Au fil des cinq pages du communiqué les spéculateurs sont aussi dans le viseur. A l’image des mafieux et leurs liens avec le mouvement national. Là aussi le message est clair, il indique que de représailles interviendraient si d’aventure des militants étaient visés.
Le verbe est par ailleurs particulièrement acéré à l’égard de certains, qu’ils soient promoteurs immobiliers pollueurs ou élus ayant une porosité avec la voyoucratie. Tandis que sont ciblés sans ménagement les nouveaux arrivants, d’hier d’aujourd’hui et peut-être de demain : «Nous leur disons que cette terre n’est pas la votre. Et plus particulièrement aux Français qui pensent être chez eux sur la terre de Corse. A Francia fora.»
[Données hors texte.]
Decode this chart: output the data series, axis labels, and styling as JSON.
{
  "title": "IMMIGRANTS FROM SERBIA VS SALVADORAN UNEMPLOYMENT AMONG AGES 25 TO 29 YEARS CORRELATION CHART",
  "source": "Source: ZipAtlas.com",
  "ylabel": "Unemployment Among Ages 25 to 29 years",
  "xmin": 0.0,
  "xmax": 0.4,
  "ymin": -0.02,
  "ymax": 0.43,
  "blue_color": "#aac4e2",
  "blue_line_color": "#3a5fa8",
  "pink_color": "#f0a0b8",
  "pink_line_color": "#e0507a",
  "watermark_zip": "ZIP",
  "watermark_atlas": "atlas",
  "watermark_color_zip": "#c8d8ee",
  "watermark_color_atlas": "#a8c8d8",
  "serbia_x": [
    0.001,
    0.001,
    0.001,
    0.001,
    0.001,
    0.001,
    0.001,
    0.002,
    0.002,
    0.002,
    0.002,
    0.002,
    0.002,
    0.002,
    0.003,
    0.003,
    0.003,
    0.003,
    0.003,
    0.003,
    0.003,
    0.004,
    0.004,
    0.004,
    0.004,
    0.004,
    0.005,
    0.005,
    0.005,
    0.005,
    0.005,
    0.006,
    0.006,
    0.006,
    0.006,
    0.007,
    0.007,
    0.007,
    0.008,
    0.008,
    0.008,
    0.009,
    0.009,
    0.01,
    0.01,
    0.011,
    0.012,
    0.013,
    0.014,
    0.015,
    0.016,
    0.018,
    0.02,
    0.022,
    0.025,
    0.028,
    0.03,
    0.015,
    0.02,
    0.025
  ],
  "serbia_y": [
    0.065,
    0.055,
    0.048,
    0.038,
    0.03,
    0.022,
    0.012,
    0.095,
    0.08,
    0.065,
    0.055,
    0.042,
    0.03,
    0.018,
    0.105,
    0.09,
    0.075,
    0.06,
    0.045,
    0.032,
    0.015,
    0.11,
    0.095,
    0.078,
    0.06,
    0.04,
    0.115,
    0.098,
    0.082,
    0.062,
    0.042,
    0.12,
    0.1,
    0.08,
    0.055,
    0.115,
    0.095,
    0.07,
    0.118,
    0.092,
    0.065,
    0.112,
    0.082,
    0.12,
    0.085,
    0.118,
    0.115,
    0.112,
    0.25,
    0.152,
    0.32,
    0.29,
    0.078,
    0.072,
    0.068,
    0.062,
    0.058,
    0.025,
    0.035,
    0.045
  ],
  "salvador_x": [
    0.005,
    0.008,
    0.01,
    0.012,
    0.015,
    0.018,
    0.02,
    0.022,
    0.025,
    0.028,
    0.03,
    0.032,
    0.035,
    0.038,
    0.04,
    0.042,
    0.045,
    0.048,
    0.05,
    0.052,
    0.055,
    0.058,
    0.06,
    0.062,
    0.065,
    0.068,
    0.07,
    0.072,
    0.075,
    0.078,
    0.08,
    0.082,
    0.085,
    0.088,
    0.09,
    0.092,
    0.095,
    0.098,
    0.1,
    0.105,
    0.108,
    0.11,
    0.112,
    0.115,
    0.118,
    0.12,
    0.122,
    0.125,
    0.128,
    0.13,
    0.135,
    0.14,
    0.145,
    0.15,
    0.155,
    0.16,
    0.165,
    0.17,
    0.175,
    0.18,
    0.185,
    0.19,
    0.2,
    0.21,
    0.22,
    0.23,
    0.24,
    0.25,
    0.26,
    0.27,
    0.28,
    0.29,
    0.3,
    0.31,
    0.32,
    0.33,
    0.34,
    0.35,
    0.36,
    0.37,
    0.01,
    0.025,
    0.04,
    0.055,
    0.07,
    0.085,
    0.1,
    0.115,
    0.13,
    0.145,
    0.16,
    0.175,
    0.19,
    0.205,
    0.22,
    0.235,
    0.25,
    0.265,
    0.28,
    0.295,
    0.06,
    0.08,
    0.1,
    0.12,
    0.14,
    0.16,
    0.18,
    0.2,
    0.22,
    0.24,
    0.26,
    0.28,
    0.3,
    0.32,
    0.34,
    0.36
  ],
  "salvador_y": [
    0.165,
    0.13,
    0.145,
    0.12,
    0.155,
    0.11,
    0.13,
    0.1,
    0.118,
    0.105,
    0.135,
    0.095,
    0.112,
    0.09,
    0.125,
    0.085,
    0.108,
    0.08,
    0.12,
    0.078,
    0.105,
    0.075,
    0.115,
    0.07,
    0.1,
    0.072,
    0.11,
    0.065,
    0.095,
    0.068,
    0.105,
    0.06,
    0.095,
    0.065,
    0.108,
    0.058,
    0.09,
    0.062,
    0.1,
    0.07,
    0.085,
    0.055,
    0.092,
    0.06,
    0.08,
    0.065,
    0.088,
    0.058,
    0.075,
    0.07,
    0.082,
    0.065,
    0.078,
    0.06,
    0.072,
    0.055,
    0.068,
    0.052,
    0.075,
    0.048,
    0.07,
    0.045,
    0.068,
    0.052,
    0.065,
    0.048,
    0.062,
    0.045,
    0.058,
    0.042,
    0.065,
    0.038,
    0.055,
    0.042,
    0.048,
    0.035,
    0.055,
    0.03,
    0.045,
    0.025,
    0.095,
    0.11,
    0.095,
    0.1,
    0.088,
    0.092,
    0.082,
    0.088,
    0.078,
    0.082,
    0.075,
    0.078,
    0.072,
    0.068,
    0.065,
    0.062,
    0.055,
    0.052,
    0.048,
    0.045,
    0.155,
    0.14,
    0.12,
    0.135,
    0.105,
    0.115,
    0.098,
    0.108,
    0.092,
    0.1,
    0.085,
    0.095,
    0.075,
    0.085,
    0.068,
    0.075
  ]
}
Au gré de cette communication, il est aisé de comprendre que le fil conducteur atteste la volonté affichée de la structure clandestine, sinon de revenir au centre du jeu, à tout le moins de reprendre toute sa place sur l’échiquier. Ses deux composantes sont désormais rassemblées. On se souvient qu’elles avaient respectivement déposé les armes en 2014 et 2016. Ce temps semble révolu. Elles affirment à l’unisson, dans un non-dit éloquent, que leur patience, et la bonne volonté dont ils firent preuve, arrivent à leur point limite. En schématisant quelque peu disons qu’ils sont fondés à reprendre leur liberté d’action. Et d’agir à leur guise, sous les formes qui leur sembleront les plus opportunes.
Pavé dans la mare
Dans une sorte de rappel à la fidélité historique il est d’ailleurs dit et martelé que «Le Flnc n’a pas vocation à abandonner la lutte, alors même qu’aucun des objectifs pour lesquels il a été crée n’a été atteint.» Aussi invite-t-il au ressaisissement les frères d’armes devenus pacifistes, et invitent les anciens combattants et les jeunes qui utilisent parfois avec légèreté le sigle Flnc à rejoindre leurs rangs. Et à ces militants qui alertent sur le risque de la répression la réponse tombe tel un couperet : «Comme toujours depuis cinquante ans c’est nous qui risquons la prison. Ils peuvent dormir tranquilles.»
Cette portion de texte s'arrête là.